Thursday, September 19, 2013

More Than One Star

Governor Rick Perry (R-TX) has been doing a nationwide swing to promote the virtues of his policies in the Lone Star state. Maryland Governor Martin O'Malley (D) reminds him that being 49th in high school graduation rates and 50th in health insurance coverage is nothing to brag about.
[W]hile Perry likes to promote the job creation in Texas during his time in office, he leaves out a critical point: The jobs “miracle” he touts is driven by low-paying, non-sustainable jobs. This year, Texas — tied with Mississippi — leads the nation for the percentage of hourly paid workers earning equal to or less than the minimum wage. More than one in 10 workers nationwide earning at or below the minimum wage works in Texas.

The fallacies of his argument don’t end there. Even on Perry’s preferred metric for comparison — taxes — businesses fare quite well in Maryland. According to the Anderson Economic Group, Maryland’s businesses have the seventh-lowest business tax burden, while Texas ranks 17th. Additionally, both established firms and new investments do well in Maryland. The conservative Tax Foundation ranks Maryland as having the eighth-lowest tax burden on mature firms, while Texas ranks 12th. Ernst and Young ranks Maryland as having the 12th-lowest tax burden on new investment; Texas has the 20th-lowest burden.

My administration has made Maryland a better place to do business by focusing on middle-class and sustainable jobs. In addition to being No. 1 in median income, the median wage for hourly workers in Maryland is $14.17 vs. $12.00 in Texas, which lags the national median of $12.80. And while Texas leads the nation in minimum-wage workers, the U.S. Chamber of Commerce ranks Maryland first in the nation in innovation and entrepreneurship, second in concentration of science, technology, engineering and math jobs and third for its “talent pipeline.”

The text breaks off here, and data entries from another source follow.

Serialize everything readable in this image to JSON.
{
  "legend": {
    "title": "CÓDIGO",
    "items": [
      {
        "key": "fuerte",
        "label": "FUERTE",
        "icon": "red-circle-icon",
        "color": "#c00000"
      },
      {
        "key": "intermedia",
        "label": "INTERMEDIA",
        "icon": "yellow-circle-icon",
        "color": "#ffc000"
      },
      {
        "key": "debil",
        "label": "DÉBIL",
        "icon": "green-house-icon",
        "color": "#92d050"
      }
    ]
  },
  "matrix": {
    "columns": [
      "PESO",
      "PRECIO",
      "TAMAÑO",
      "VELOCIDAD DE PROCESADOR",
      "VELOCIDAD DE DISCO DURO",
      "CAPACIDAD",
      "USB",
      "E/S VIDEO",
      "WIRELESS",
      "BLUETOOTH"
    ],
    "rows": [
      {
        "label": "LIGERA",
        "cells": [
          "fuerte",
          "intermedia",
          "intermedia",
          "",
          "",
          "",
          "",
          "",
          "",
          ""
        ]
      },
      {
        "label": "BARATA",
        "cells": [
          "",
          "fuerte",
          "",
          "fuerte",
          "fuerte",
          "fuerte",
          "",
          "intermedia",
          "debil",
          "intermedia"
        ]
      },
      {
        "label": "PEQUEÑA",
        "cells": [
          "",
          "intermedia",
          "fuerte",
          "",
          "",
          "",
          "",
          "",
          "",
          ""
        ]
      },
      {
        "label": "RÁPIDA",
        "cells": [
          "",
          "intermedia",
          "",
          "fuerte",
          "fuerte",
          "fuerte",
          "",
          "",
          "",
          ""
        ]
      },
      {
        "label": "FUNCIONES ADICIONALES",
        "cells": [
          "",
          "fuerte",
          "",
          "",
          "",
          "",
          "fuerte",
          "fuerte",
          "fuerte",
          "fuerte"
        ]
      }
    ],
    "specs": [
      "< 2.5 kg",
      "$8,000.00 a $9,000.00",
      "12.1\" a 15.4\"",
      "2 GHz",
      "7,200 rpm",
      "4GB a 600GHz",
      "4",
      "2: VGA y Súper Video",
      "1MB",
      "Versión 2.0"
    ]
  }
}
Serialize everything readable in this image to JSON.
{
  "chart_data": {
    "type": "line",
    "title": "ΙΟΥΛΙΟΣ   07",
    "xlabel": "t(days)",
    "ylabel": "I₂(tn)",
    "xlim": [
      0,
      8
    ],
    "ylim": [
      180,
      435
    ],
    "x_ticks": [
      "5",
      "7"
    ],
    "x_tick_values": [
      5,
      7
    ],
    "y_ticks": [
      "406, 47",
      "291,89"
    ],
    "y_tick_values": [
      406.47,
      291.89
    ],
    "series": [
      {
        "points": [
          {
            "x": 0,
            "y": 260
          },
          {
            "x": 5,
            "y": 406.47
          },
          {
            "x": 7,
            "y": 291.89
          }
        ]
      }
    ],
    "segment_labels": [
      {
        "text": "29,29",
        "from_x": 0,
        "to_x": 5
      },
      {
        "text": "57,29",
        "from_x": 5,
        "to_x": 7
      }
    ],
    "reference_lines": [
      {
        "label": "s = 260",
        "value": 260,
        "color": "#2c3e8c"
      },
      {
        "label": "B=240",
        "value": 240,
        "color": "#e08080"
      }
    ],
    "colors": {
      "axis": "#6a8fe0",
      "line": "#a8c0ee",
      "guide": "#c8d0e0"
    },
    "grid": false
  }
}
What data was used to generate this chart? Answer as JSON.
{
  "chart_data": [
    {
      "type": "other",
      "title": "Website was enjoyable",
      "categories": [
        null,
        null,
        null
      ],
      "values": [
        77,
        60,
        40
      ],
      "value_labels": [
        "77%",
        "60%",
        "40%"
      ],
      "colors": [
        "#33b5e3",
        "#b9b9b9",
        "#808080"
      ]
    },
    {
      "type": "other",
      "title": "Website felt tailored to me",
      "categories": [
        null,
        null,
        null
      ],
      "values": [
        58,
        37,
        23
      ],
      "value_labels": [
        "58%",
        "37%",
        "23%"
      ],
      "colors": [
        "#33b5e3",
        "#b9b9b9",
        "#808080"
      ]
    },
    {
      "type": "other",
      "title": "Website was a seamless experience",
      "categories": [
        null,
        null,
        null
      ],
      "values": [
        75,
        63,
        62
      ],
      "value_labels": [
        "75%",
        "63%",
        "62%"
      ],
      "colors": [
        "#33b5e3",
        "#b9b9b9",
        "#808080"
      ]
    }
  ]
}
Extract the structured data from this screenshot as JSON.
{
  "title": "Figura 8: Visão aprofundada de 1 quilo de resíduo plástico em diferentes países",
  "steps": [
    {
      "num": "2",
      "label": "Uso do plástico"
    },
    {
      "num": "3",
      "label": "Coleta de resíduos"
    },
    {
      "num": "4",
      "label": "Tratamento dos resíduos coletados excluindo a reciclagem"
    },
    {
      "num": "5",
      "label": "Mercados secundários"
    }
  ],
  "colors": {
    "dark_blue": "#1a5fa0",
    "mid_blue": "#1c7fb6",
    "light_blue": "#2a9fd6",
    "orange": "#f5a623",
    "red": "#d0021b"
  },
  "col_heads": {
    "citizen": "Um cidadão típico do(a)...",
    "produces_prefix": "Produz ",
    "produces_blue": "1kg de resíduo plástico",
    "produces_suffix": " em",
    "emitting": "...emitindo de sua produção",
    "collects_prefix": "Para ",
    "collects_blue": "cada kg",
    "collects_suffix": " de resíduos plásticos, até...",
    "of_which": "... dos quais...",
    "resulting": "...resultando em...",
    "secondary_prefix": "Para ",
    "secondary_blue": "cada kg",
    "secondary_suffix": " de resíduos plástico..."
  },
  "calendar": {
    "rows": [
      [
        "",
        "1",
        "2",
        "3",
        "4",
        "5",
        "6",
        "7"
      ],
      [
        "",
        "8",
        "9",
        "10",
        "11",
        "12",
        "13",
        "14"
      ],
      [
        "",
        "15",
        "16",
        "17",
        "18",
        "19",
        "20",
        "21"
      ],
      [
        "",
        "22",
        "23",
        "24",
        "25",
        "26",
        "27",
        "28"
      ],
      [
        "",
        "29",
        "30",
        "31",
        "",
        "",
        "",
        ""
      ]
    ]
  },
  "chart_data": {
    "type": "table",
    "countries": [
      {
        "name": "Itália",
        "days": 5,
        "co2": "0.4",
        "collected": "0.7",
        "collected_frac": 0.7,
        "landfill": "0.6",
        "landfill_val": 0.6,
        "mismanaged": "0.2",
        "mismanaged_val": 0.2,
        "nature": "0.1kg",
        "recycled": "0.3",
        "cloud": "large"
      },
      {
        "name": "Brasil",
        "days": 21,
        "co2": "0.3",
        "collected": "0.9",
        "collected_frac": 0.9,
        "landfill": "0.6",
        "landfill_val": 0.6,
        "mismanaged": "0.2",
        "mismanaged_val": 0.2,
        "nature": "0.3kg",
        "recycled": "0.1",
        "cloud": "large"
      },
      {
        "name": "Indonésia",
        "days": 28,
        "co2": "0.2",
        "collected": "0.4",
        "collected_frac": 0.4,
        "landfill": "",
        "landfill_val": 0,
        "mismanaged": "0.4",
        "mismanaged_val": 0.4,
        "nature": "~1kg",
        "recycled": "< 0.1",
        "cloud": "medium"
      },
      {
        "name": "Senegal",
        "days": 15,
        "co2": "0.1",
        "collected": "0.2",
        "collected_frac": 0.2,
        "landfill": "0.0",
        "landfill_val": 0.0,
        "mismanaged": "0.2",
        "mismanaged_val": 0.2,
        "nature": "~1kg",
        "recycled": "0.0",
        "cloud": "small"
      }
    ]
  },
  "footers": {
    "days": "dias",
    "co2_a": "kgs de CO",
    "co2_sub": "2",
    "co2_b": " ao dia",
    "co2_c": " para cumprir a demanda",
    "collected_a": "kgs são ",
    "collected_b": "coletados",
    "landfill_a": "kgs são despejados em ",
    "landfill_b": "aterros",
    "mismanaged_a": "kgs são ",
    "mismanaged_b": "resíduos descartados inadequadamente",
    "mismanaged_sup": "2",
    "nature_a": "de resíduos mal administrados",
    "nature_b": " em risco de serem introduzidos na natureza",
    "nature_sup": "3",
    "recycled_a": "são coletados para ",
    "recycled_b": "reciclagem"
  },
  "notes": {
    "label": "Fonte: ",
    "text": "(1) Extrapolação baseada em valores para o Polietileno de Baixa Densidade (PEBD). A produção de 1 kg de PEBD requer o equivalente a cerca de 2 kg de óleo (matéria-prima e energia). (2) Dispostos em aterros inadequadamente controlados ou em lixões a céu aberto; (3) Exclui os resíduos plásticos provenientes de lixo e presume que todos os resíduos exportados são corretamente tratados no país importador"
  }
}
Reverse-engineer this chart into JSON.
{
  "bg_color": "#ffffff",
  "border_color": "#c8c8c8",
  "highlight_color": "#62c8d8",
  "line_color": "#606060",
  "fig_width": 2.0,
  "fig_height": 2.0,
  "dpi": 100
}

How did we make this possible? By investing in our schools, which Education Week has ranked No. 1 in the nation since 2007. Maryland did more than any other state to hold down rising college tuition costs. We modernized infrastructure and invested in growing sectors such as biotechnology and life science, green technology and clean energy, aerospace and advanced manufacturing.

These investments didn’t come without a price. First, my administration cut more in state spending than any governor in Maryland history. We also had to ask the wealthiest Marylanders to pay a bit more by making income taxes progressive for the first time in state history.
Even though I now live in Virginia, I'm still a Marylander at heart (and a product of those top-ranked public schools, to boot). Governor Perry might not want to be so eager to put his state side-by-side with mine. Some states deserve more than a single, lone star.

1 comment:

PG said...

Mostly good points by O'Malley, especially regarding tax burden and investments in education and health care. However, this -- "the median wage for hourly workers in Maryland is $14.17 vs. $12.00 in Texas, which lags the national median of $12.80" -- seems a bit of useless data unless analysed with regard to the cost of living.

Also, because Perry's ad campaign is mostly targeted at business owners and executives, not at regular workers, why should he care if the little guy gets screwed? For some people, that's a feature, not a bug. "Come to Texas: the workers here don't expect much in the way of health insurance or wages."